In the Euro area, bank lending is rebounding as recapitalized banks find renewed capacity to extend credit. Since aggressively recapitalizing, European banks have been in a good position to lower funding costs by refinancing legacy capital thus improving margins even without any action from the ECB to lift interest rates. With loan growth rebounding the impact to the bottom line is expected to be significant. The question is whether to invest in equity or CoCos, a decision informed by the risk appetite of the investor.
And in the US, Core PCE, the Fed’s preferred measure of inflation perked up to 1.45% in October from 1.36% in September. The odds are on for a December rate hike (in two weeks time) and for further rate hikes in 2018. The Fed says 3 and the market believes 2. Much will depend on inflation and labour data as it unfolds. For investors, the duration decision is clear. Buy floating rate debt. That means leveraged loans and senior CLO bonds.

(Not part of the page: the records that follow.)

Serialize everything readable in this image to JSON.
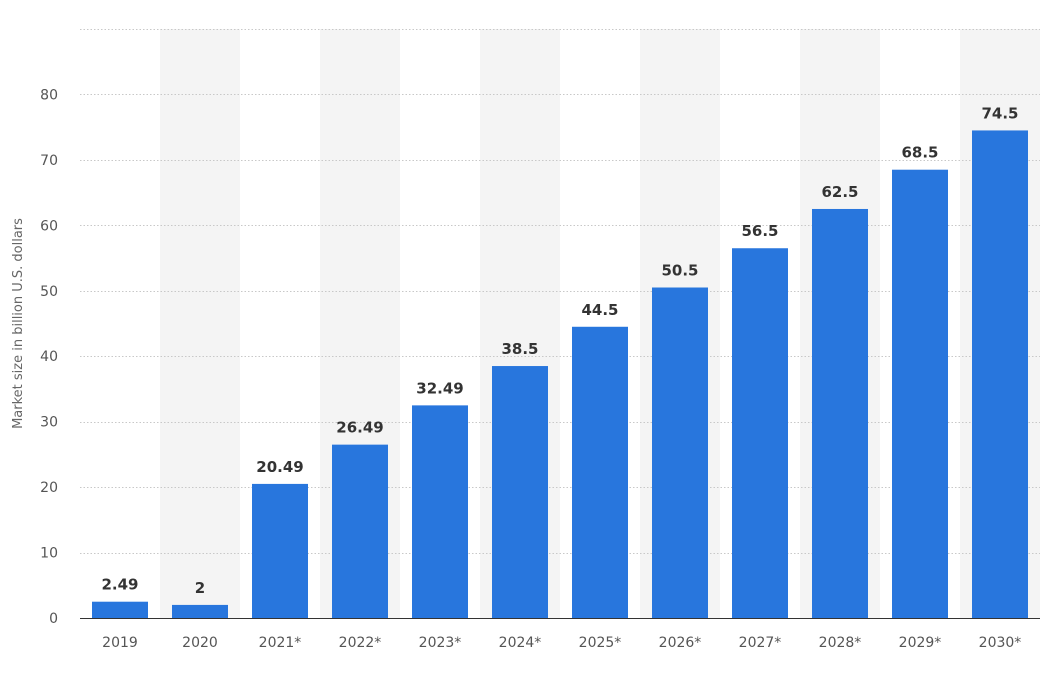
{
  "chart_data": {
    "type": "bar",
    "categories": [
      "2019",
      "2020",
      "2021*",
      "2022*",
      "2023*",
      "2024*",
      "2025*",
      "2026*",
      "2027*",
      "2028*",
      "2029*",
      "2030*"
    ],
    "values": [
      2.49,
      2,
      20.49,
      26.49,
      32.49,
      38.5,
      44.5,
      50.5,
      56.5,
      62.5,
      68.5,
      74.5
    ],
    "value_labels": [
      "2.49",
      "2",
      "20.49",
      "26.49",
      "32.49",
      "38.5",
      "44.5",
      "50.5",
      "56.5",
      "62.5",
      "68.5",
      "74.5"
    ],
    "title": "",
    "xlabel": "",
    "ylabel": "Market size in billion U.S. dollars",
    "ylim": [
      0,
      90
    ],
    "yticks": [
      0,
      10,
      20,
      30,
      40,
      50,
      60,
      70,
      80
    ],
    "grid": true,
    "grid_style": "dotted",
    "alternating_column_shading": true,
    "bar_color": "#2876DD",
    "shade_color": "#F4F4F4",
    "grid_color": "#C8C8C8",
    "axis_color": "#333333"
  }
}
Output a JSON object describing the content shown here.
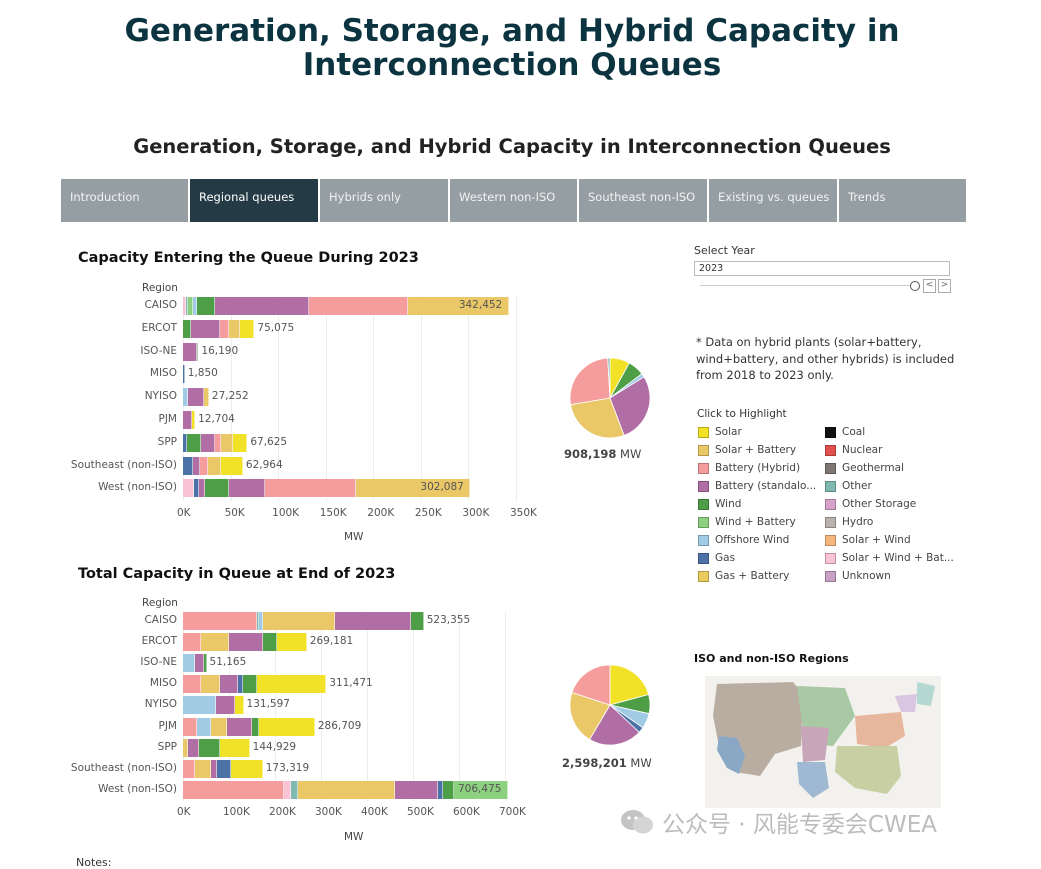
{
  "page": {
    "main_title_line1": "Generation, Storage, and Hybrid Capacity in",
    "main_title_line2": "Interconnection Queues",
    "subtitle": "Generation, Storage, and Hybrid Capacity in Interconnection Queues",
    "notes_label": "Notes:"
  },
  "tabs": [
    {
      "label": "Introduction",
      "active": false
    },
    {
      "label": "Regional queues",
      "active": true
    },
    {
      "label": "Hybrids only",
      "active": false
    },
    {
      "label": "Western non-ISO",
      "active": false
    },
    {
      "label": "Southeast non-ISO",
      "active": false
    },
    {
      "label": "Existing vs. queues",
      "active": false
    },
    {
      "label": "Trends",
      "active": false
    }
  ],
  "controls": {
    "select_year_label": "Select Year",
    "select_year_value": "2023",
    "prev_glyph": "<",
    "next_glyph": ">"
  },
  "note": "* Data on hybrid plants (solar+battery, wind+battery, and other hybrids) is included from 2018 to 2023 only.",
  "legend": {
    "title": "Click to Highlight",
    "items": [
      {
        "name": "Solar",
        "color": "#f1e227"
      },
      {
        "name": "Solar + Battery",
        "color": "#eac868"
      },
      {
        "name": "Battery (Hybrid)",
        "color": "#f59d9c"
      },
      {
        "name": "Battery (standalo...",
        "color": "#b06ea4"
      },
      {
        "name": "Wind",
        "color": "#4e9e48"
      },
      {
        "name": "Wind + Battery",
        "color": "#8dd07f"
      },
      {
        "name": "Offshore Wind",
        "color": "#a1cbe5"
      },
      {
        "name": "Gas",
        "color": "#4c71a6"
      },
      {
        "name": "Gas + Battery",
        "color": "#e9cb5e"
      },
      {
        "name": "Coal",
        "color": "#111111"
      },
      {
        "name": "Nuclear",
        "color": "#e0504f"
      },
      {
        "name": "Geothermal",
        "color": "#7f7672"
      },
      {
        "name": "Other",
        "color": "#7fb9b1"
      },
      {
        "name": "Other Storage",
        "color": "#d6a2ca"
      },
      {
        "name": "Hydro",
        "color": "#b9b1ab"
      },
      {
        "name": "Solar + Wind",
        "color": "#f5b77c"
      },
      {
        "name": "Solar + Wind + Bat...",
        "color": "#f9c3d5"
      },
      {
        "name": "Unknown",
        "color": "#c9a0c6"
      }
    ]
  },
  "pie1": {
    "total_value": "908,198",
    "unit": "MW"
  },
  "pie2": {
    "total_value": "2,598,201",
    "unit": "MW"
  },
  "map": {
    "title": "ISO and non-ISO Regions"
  },
  "watermark": "公众号 · 风能专委会CWEA",
  "chart_data": [
    {
      "type": "bar",
      "orientation": "horizontal-stacked",
      "title": "Capacity Entering the Queue During 2023",
      "category_axis_label": "Region",
      "xlabel": "MW",
      "xlim": [
        0,
        350000
      ],
      "ticks": [
        "0K",
        "50K",
        "100K",
        "150K",
        "200K",
        "250K",
        "300K",
        "350K"
      ],
      "categories": [
        "CAISO",
        "ERCOT",
        "ISO-NE",
        "MISO",
        "NYISO",
        "PJM",
        "SPP",
        "Southeast (non-ISO)",
        "West (non-ISO)"
      ],
      "totals": [
        342452,
        75075,
        16190,
        1850,
        27252,
        12704,
        67625,
        62964,
        302087
      ],
      "total_labels": [
        "342,452",
        "75,075",
        "16,190",
        "1,850",
        "27,252",
        "12,704",
        "67,625",
        "62,964",
        "302,087"
      ],
      "segments": [
        [
          [
            "Solar + Wind + Bat...",
            3000
          ],
          [
            "Other",
            2000
          ],
          [
            "Wind + Battery",
            6000
          ],
          [
            "Offshore Wind",
            4000
          ],
          [
            "Wind",
            19000
          ],
          [
            "Battery (standalo...",
            99000
          ],
          [
            "Battery (Hybrid)",
            104000
          ],
          [
            "Solar + Battery",
            105452
          ]
        ],
        [
          [
            "Wind",
            8000
          ],
          [
            "Battery (standalo...",
            31000
          ],
          [
            "Battery (Hybrid)",
            9000
          ],
          [
            "Solar + Battery",
            12000
          ],
          [
            "Solar",
            15075
          ]
        ],
        [
          [
            "Battery (standalo...",
            14190
          ],
          [
            "Wind",
            2000
          ]
        ],
        [
          [
            "Gas",
            1850
          ]
        ],
        [
          [
            "Offshore Wind",
            5000
          ],
          [
            "Battery (standalo...",
            17252
          ],
          [
            "Solar + Battery",
            5000
          ]
        ],
        [
          [
            "Battery (standalo...",
            9000
          ],
          [
            "Solar",
            3704
          ]
        ],
        [
          [
            "Gas",
            4000
          ],
          [
            "Wind",
            15000
          ],
          [
            "Battery (standalo...",
            15000
          ],
          [
            "Battery (Hybrid)",
            6000
          ],
          [
            "Solar + Battery",
            13000
          ],
          [
            "Solar",
            14625
          ]
        ],
        [
          [
            "Gas",
            10000
          ],
          [
            "Battery (standalo...",
            8000
          ],
          [
            "Battery (Hybrid)",
            8000
          ],
          [
            "Solar + Battery",
            14000
          ],
          [
            "Solar",
            22964
          ]
        ],
        [
          [
            "Solar + Wind + Bat...",
            12000
          ],
          [
            "Gas",
            5000
          ],
          [
            "Battery (standalo...",
            6000
          ],
          [
            "Wind",
            25000
          ],
          [
            "Battery (standalo...",
            38000
          ],
          [
            "Battery (Hybrid)",
            96000
          ],
          [
            "Solar + Battery",
            120087
          ]
        ]
      ]
    },
    {
      "type": "pie",
      "title": "",
      "total": 908198,
      "unit": "MW",
      "slices": [
        [
          "Solar",
          73000
        ],
        [
          "Wind",
          60000
        ],
        [
          "Offshore Wind",
          14000
        ],
        [
          "Battery (standalo...",
          255000
        ],
        [
          "Solar + Battery",
          255000
        ],
        [
          "Battery (Hybrid)",
          243000
        ],
        [
          "Other",
          8198
        ]
      ]
    },
    {
      "type": "bar",
      "orientation": "horizontal-stacked",
      "title": "Total Capacity in Queue at End of 2023",
      "category_axis_label": "Region",
      "xlabel": "MW",
      "xlim": [
        0,
        700000
      ],
      "ticks": [
        "0K",
        "100K",
        "200K",
        "300K",
        "400K",
        "500K",
        "600K",
        "700K"
      ],
      "categories": [
        "CAISO",
        "ERCOT",
        "ISO-NE",
        "MISO",
        "NYISO",
        "PJM",
        "SPP",
        "Southeast (non-ISO)",
        "West (non-ISO)"
      ],
      "totals": [
        523355,
        269181,
        51165,
        311471,
        131597,
        286709,
        144929,
        173319,
        706475
      ],
      "total_labels": [
        "523,355",
        "269,181",
        "51,165",
        "311,471",
        "131,597",
        "286,709",
        "144,929",
        "173,319",
        "706,475"
      ],
      "segments": [
        [
          [
            "Battery (Hybrid)",
            160000
          ],
          [
            "Other",
            5000
          ],
          [
            "Offshore Wind",
            10000
          ],
          [
            "Solar + Battery",
            155000
          ],
          [
            "Battery (standalo...",
            165000
          ],
          [
            "Wind",
            28355
          ]
        ],
        [
          [
            "Battery (Hybrid)",
            40000
          ],
          [
            "Solar + Battery",
            60000
          ],
          [
            "Battery (standalo...",
            75000
          ],
          [
            "Wind",
            30000
          ],
          [
            "Solar",
            64181
          ]
        ],
        [
          [
            "Offshore Wind",
            25000
          ],
          [
            "Battery (standalo...",
            20000
          ],
          [
            "Wind",
            6165
          ]
        ],
        [
          [
            "Battery (Hybrid)",
            40000
          ],
          [
            "Solar + Battery",
            40000
          ],
          [
            "Battery (standalo...",
            40000
          ],
          [
            "Gas",
            10000
          ],
          [
            "Wind",
            30000
          ],
          [
            "Solar",
            151471
          ]
        ],
        [
          [
            "Offshore Wind",
            72000
          ],
          [
            "Battery (standalo...",
            42000
          ],
          [
            "Solar",
            17597
          ]
        ],
        [
          [
            "Battery (Hybrid)",
            30000
          ],
          [
            "Offshore Wind",
            30000
          ],
          [
            "Solar + Battery",
            35000
          ],
          [
            "Battery (standalo...",
            55000
          ],
          [
            "Wind",
            15000
          ],
          [
            "Solar",
            121709
          ]
        ],
        [
          [
            "Solar + Battery",
            10000
          ],
          [
            "Battery (standalo...",
            25000
          ],
          [
            "Wind",
            45000
          ],
          [
            "Solar",
            64929
          ]
        ],
        [
          [
            "Battery (Hybrid)",
            25000
          ],
          [
            "Solar + Battery",
            35000
          ],
          [
            "Battery (standalo...",
            15000
          ],
          [
            "Gas",
            30000
          ],
          [
            "Solar",
            68319
          ]
        ],
        [
          [
            "Battery (Hybrid)",
            220000
          ],
          [
            "Solar + Wind + Bat...",
            15000
          ],
          [
            "Other",
            15000
          ],
          [
            "Solar + Battery",
            210000
          ],
          [
            "Battery (standalo...",
            95000
          ],
          [
            "Gas",
            10000
          ],
          [
            "Wind",
            25000
          ],
          [
            "Wind + Battery",
            116475
          ]
        ]
      ]
    },
    {
      "type": "pie",
      "title": "",
      "total": 2598201,
      "unit": "MW",
      "slices": [
        [
          "Solar",
          540000
        ],
        [
          "Wind",
          200000
        ],
        [
          "Offshore Wind",
          160000
        ],
        [
          "Gas",
          60000
        ],
        [
          "Battery (standalo...",
          560000
        ],
        [
          "Solar + Battery",
          560000
        ],
        [
          "Battery (Hybrid)",
          518201
        ]
      ]
    }
  ]
}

On the political front, the US Senate has passed its tax bill. Together with the earlier House tax reform, the stage is set for the so-called Trump tax cuts to be formalized. Despite the progress on the policy front, the President faces more questions about his Russian dealings. The Mueller investigation scored a significant coup in the guilty plea of Michael Flynn who is expected to spill the beans on the Trump team’s dealings with the Russians. Watch this space as it could become fraught.